Journal Staff Writer

NEW ULM -- U.S. Rep. Gil Gutknecht stopped in New Ulm Saturday to tell about his work in trying to improve recently deteriorating relations with Germany, as well as plans to bring a delegation of German lawmakers to New Ulm.

Gutknecht, who is seeking re-election to Congress from the 1st District, said he feels that "a lot of people don't know how involved I am with Germany."

He's vice chair, and would be the next chairman if re-elected, of the Congressional Study Group on Germany. He has two staff members who speak, read and write "perfect German," and they read the German newspapers.

"So, we stay very involved in German relations," Gutknecht said. "The ambassador calls me or calls my office, or somebody from the embassy, if they've got a question or a problem. I've gotten to know Ambassador (Gerhard) Ischinger pretty well."

So well, in fact, that Gutknecht was the second-ranking American official invited to Germany's Washington embassy for dinner on Oct. 3, the country's Unification Day.

"It's a big holiday to the Germans," he said.

He's also made several trips to Germany, has friends in the Bundestag, Germany's lower house and similar to the U.S. House of Representatives, only much larger with 662 members, and meets with members on a regular basis.

"I told them about New Ulm, and that I think New Ulm is the only city in America that has a free-standing Glockenspiel. They think that's fascinating, but what they really find fascinating is the statue of Hermann the German," Gutknecht said.

"Every elementary student in Germany has to learn the story of Hermann the German. He is a national hero; in fact, this is a bigger deal in some respects in Germany than it is to people in New Ulm. So we're going to try to get a delegation over here; in fact, we may even have a small delegation coming in December.
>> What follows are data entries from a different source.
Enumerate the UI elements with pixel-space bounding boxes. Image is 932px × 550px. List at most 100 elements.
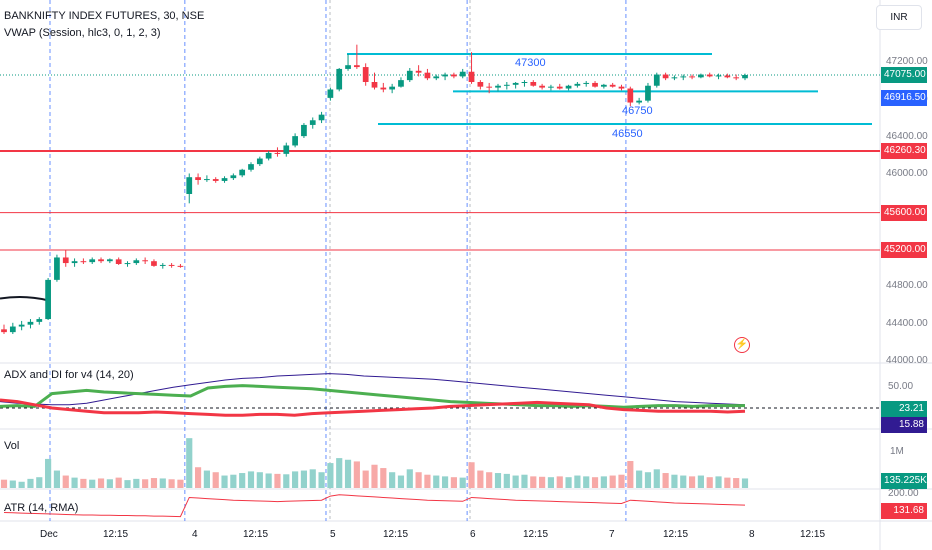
time-axis-label: Dec [40, 529, 58, 540]
candle-body [548, 86, 554, 88]
volume-bar [239, 473, 246, 488]
volume-bar [212, 472, 219, 488]
candle-body [327, 89, 334, 98]
candle-body [503, 84, 510, 86]
volume-pane-label[interactable]: Vol [4, 440, 20, 452]
candle-body [459, 71, 466, 77]
price-axis-label: 47200.00 [886, 56, 928, 68]
di-minus-line [0, 398, 746, 417]
volume-bar [27, 478, 34, 488]
candle-body [89, 259, 96, 263]
candle-body [124, 263, 131, 265]
candle-body [671, 77, 678, 79]
volume-bar [265, 473, 272, 488]
volume-bar [80, 478, 87, 488]
candle-body [362, 67, 369, 82]
volume-bar [194, 467, 202, 488]
candle-body [715, 75, 722, 77]
volume-bar [583, 476, 590, 488]
volume-bar [406, 469, 413, 488]
volume-bar [547, 477, 555, 488]
volume-bar [353, 461, 360, 488]
candle-body [62, 257, 69, 264]
candle-body [583, 82, 590, 84]
candle-body [106, 259, 113, 262]
candle-body [468, 71, 475, 82]
atr-pane-label[interactable]: ATR (14, RMA) [4, 502, 79, 514]
volume-bar [283, 474, 290, 488]
volume-bar [9, 480, 16, 488]
candle-body [1, 329, 7, 333]
time-axis-label: 5 [330, 529, 336, 540]
volume-bar [512, 475, 519, 488]
candle-body [274, 152, 281, 154]
lightning-icon[interactable]: ⚡ [734, 337, 750, 353]
volume-bar [441, 476, 449, 488]
volume-bar [168, 479, 175, 488]
level-annotation: 46550 [612, 128, 643, 140]
volume-bar [318, 472, 325, 488]
price-axis-label: 46400.00 [886, 131, 928, 142]
volume-axis-label: 1M [890, 446, 904, 457]
volume-bar [142, 479, 149, 488]
price-tag: 47075.00 [881, 67, 927, 83]
candle-body [248, 164, 254, 170]
time-axis-label: 8 [749, 529, 755, 540]
volume-bar [362, 470, 369, 488]
candle-body [301, 124, 307, 137]
atr-axis-label: 200.00 [888, 488, 919, 499]
volume-bar [494, 473, 502, 488]
time-axis-label: 7 [609, 529, 615, 540]
candle-body [283, 145, 290, 154]
candle-body [433, 76, 440, 79]
price-tag: 46916.50 [881, 89, 927, 106]
volume-bar [177, 479, 184, 488]
volume-bar [309, 469, 316, 488]
time-axis-label: 12:15 [103, 529, 129, 540]
level-annotation: 46750 [622, 105, 653, 118]
volume-bar [203, 470, 210, 488]
candle-body [292, 136, 298, 146]
price-axis-label: 44400.00 [886, 317, 928, 329]
candle-body [177, 265, 184, 267]
candle-body [256, 158, 263, 165]
adx-pane-label[interactable]: ADX and DI for v4 (14, 20) [4, 369, 134, 381]
volume-bar [574, 475, 581, 488]
level-annotation: 47300 [515, 57, 546, 69]
candle-body [442, 74, 448, 77]
candle-body [142, 260, 149, 262]
vwap-indicator-label[interactable]: VWAP (Session, hlc3, 0, 1, 2, 3) [4, 27, 161, 39]
candle-body [204, 179, 210, 181]
currency-button[interactable]: INR [876, 5, 922, 30]
volume-bar [115, 477, 122, 488]
candle-body [265, 152, 272, 159]
candle-body [733, 77, 740, 79]
candle-body [27, 321, 34, 325]
time-axis-label: 6 [470, 529, 476, 540]
candle-body [186, 177, 193, 194]
volume-bar [344, 459, 352, 488]
volume-bar [450, 477, 457, 488]
candle-body [574, 83, 581, 86]
volume-bar [45, 458, 52, 488]
volume-bar [618, 474, 625, 488]
volume-bar [124, 480, 131, 488]
candle-body [309, 120, 316, 125]
candle-body [80, 261, 87, 263]
candle-body [151, 261, 157, 266]
volume-bar [230, 474, 237, 488]
candle-body [9, 326, 16, 333]
adx-plus-tag: 23.21 [881, 401, 927, 417]
volume-bar [591, 477, 599, 488]
candle-body [451, 74, 457, 77]
candle-body [168, 264, 175, 266]
candle-body [477, 82, 484, 87]
candle-body [680, 76, 687, 78]
candle-body [530, 82, 537, 86]
volume-bar [433, 475, 440, 488]
candle-body [318, 114, 325, 121]
volume-bar [71, 477, 78, 488]
candle-body [239, 169, 246, 176]
candle-body [336, 68, 343, 90]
I'm going to try to bring them down here so they can actually see the statue of Hermann," Gutknecht said.

Gutknecht said relations soured when Chancellor Gerhard Schroeder began using anti-war and anti-American rhetoric to barely win in the German elections on Sept. 22.

"So, since then, the relationship between the United States and Germany has been incredibly cool," he said.

Gutknecht said Ischinger has asked him what can be done to improve the relationship.

"I said, I don't know what you can do right now. I don't know President Bush real well, but I know him pretty well, and this is not a guy that's going to forget because one of Schroeder's officials in their Justice Department compared Bush to Hitler."

Gutknecht said he's also one of the few Americans to see the secret laboratory on the Baltic Sea where German scientists developed the V2 rockets and fired them at England during World War II.

"It's a camp that the Germans would like to forget about. The interesting thing is how little we knew about it before we liberated Germany," he said. "We did not know, for example, that they were also working on a multi-stage rocket to hit the United States. If we had waited another two years to get involved in World War II, they probably would have had a multi-stage rocket, jet airplanes and a nuclear weapon."